Harold: Yes, well, the fast-fashion items are meant to be recycled out and people who haven't built their wardrobes with key items, classic pieces that could still be updated and look fashionable are going to tend to go online, buy cheap fashion, and have to discard them more frequently creating these enormous gluts of polluting textiles basically that don't belong anywhere on the planet. They're now being floated on barges. We used to give access things to third-world countries. They don't even want them anymore.
I did hear the caller. I think you have to get more clever and there are independent boutiques around the city that in New York especially that offer really great suggestions and more variety.
Brian: Thank you, Harold. We really appreciate it. I'm told by our producer Amina Srna that there are some third-party waiting systems out there. I guess just nothing as mainstream as what Harold was suggesting where it would actually show up on the piece of clothing or on the store next to the brand when you actually go shopping. Ruth in Brooklyn, you're on WNYC. Hi, Ruth.
Ruth: Hi, Brian. I was addicted to a store called Express. The clothes are fast fashion, very disposable, and I found that I was spending more money because every month, you have to pretty much buy them because they fall apart when you wash them. I started doing this for financial reasons, but then I was discovering the clothes fell apart so fast, I was buying clothes more frequently.
I'm in my 40s. I went back to my wardrobe and I found a pair of new Religion jeans I bought 20 years ago. I spent probably $125 for them at Bloomingdale's. I found a sweater I bought from Barneys 20 years ago that was a fortune also. They look better, they're in better condition than all this garbage I had. I got depressed during the lockdown, I threw out all my disposable clothes, most of them. I kept some cute ones that were still in good condition.
Now, I'm struggling to pay my bills, but I would rather do exactly that. Get more creative, build a wardrobe with classic pieces. I hate to say it but it's more affordable for me to buy something from, say, Rebecca Taylor that costs $200, that will last me 20 years as long as I don't gain or lose weight, rather than buy these stupid clothes from Express, H&M, Zara that keep falling apart. It forces you to constantly shop, constantly, constantly.
Brian: Interesting. I guess besides fast fashion, as my producer Carl Boisrond is sending me a message right now, disposable clothes is as good a term for it, maybe better one than fast fashion.
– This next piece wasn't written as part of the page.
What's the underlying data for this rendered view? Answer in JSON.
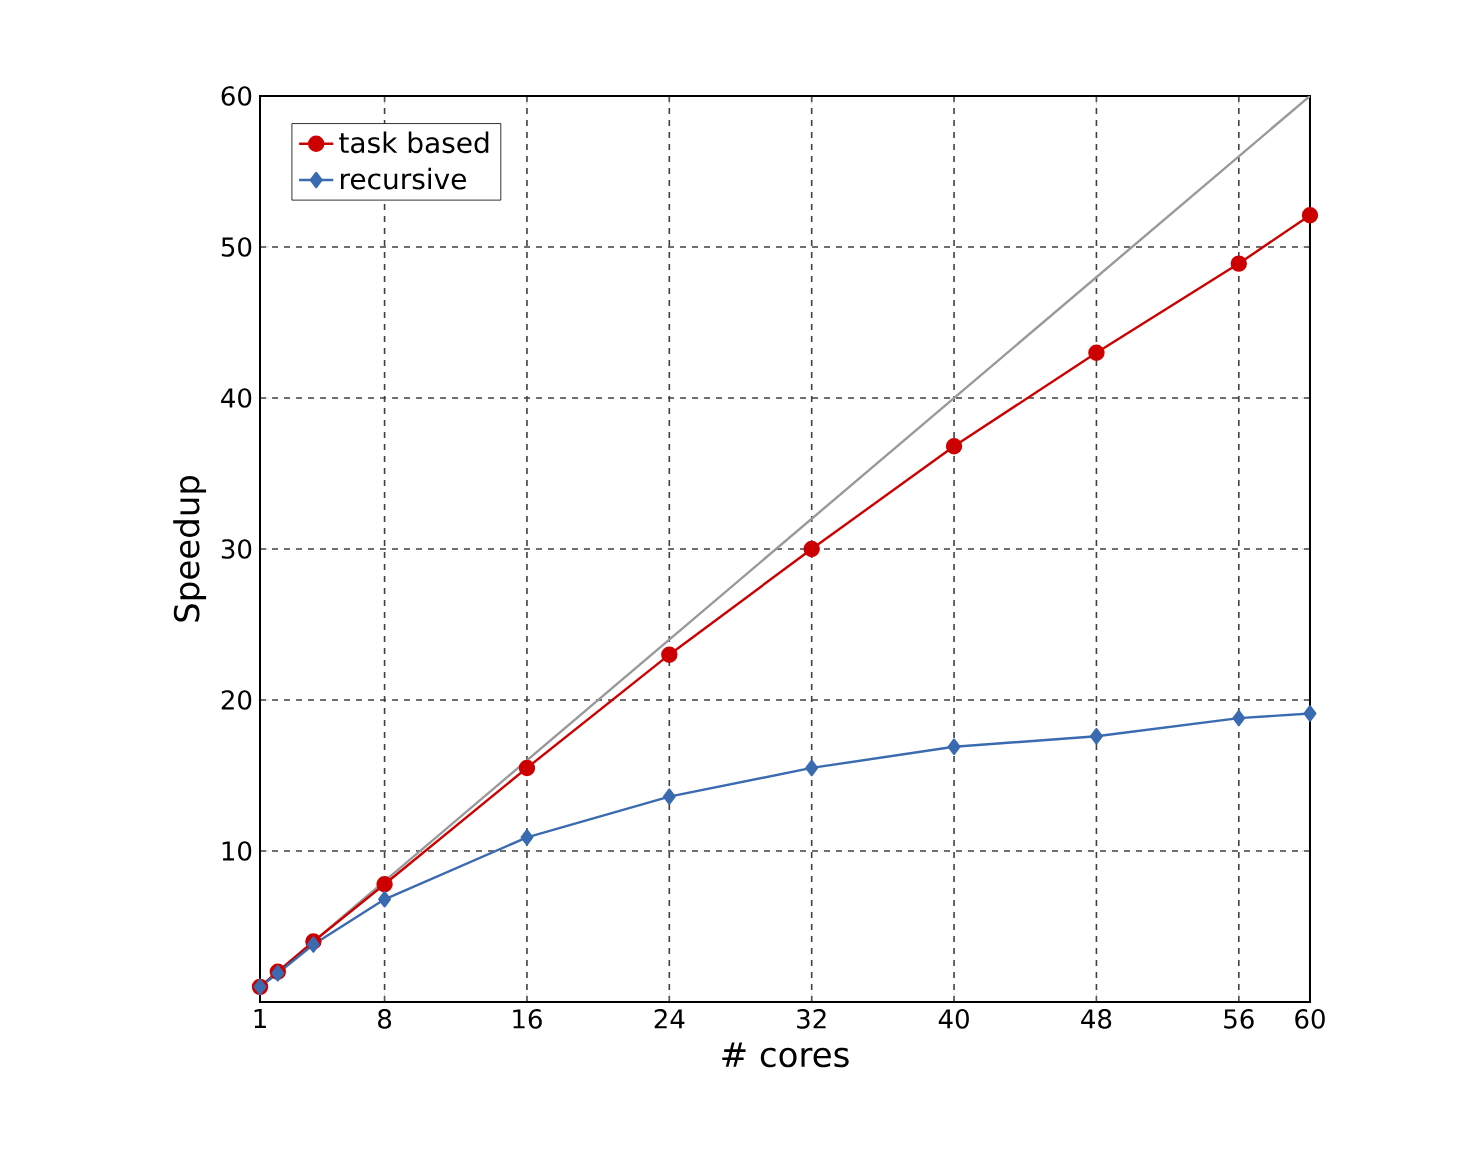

Ruth, thank you very much.
I guess if you can look at it through long-term economics, that's one way that that investment might make sense if you can afford it at the moment. Carrie in the financial district is going to be our last caller on this, and I think has some advice for that earlier caller who is concerned about price and what she can afford today. Hi, Carrie, you're on WNYC.
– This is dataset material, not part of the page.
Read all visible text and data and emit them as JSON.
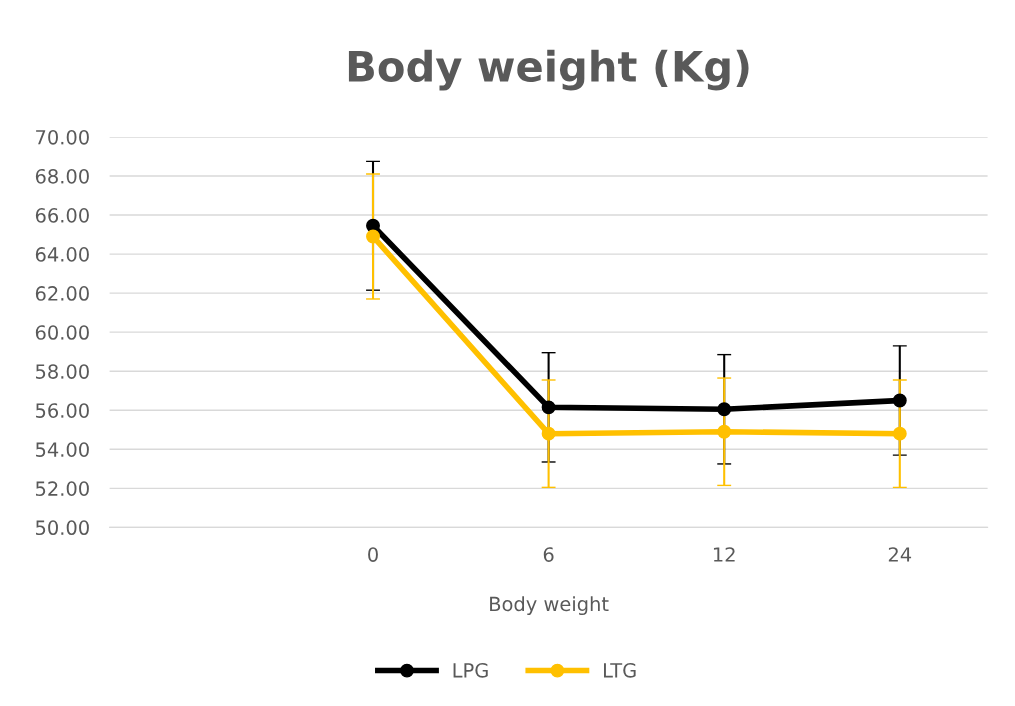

Carrie: Hi, Brian. I just was calling to speak to that caller to say that very often if we shop at consignment shops, especially in our community, we can afford to buy ethically-made garments. I really got into this when shopping for my child.
I used to go to this tiny little shop by Washington Square Park called Clementine Consignment. They've recently gone out of business, unfortunately, but it felt so good to buy beautifully made garments for my child and to know that I was buying this really expensive thing that someone else had already worn, that were still in great condition. I think that you can all continue to do this.
Brian: Yes. Thrift stores and consignment and even eBay, another caller is suggesting. Thank you all for your calls on fast fashion or disposable clothes.